Oliver is the narrator of Part 3, “Capriccio.” Oliver is an American classics professor who has a conventional life on the outside, but on the inside, he is impetuous, hypersexual, fun, and dreamy. Oliver feels that he failed himself by not staying with Elio, the true love of his life. Though Oliver has had a good life building a career and a family, he has always felt unfulfilled. Oliver turns to interiority and fantasy to fill the holes of his traditional lifestyle. He is less comfortable with expressions of his bisexuality than is Elio, a sign that the ingrained American heteronormative culture has oppressed his individual drive.

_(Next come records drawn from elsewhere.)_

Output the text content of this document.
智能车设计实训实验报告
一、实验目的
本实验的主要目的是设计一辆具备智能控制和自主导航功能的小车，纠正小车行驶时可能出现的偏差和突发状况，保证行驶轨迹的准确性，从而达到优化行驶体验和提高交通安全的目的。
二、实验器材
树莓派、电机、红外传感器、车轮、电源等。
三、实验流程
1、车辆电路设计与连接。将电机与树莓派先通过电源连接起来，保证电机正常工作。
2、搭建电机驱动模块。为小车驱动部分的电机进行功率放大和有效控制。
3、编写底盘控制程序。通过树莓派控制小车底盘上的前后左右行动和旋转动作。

Oliver is deeply moved by music, and his fantasies highlight how music reminds him of Elio—thus, he can never escape the influence of Elio on his life. In Part 4, Oliver leaves his wife and moves to Italy to be with Elio, choosing to undo the decades of failing himself. This courage highlights the importance of pursuing true love. Oliver proves that there is no age or end to happiness. He starts a new chapter in his life because living inauthentically is too oppressive. But Oliver, who is nostalgic in Part 3, loses his worship of memory by Part 4. He doesn’t want to revisit the past because the passage of so much time has left him with significant metaphorical baggage. This doesn’t mean Oliver is less happy to be with Elio—rather, it emphasizes how much Elio means to him. In finding Elio, Oliver finds himself, and vice versa. Oliver’s character development from prototypical American male with a nuclear family to a gay man living with his much younger boyfriend in Italy is a celebration of risk, love, passion, and choice.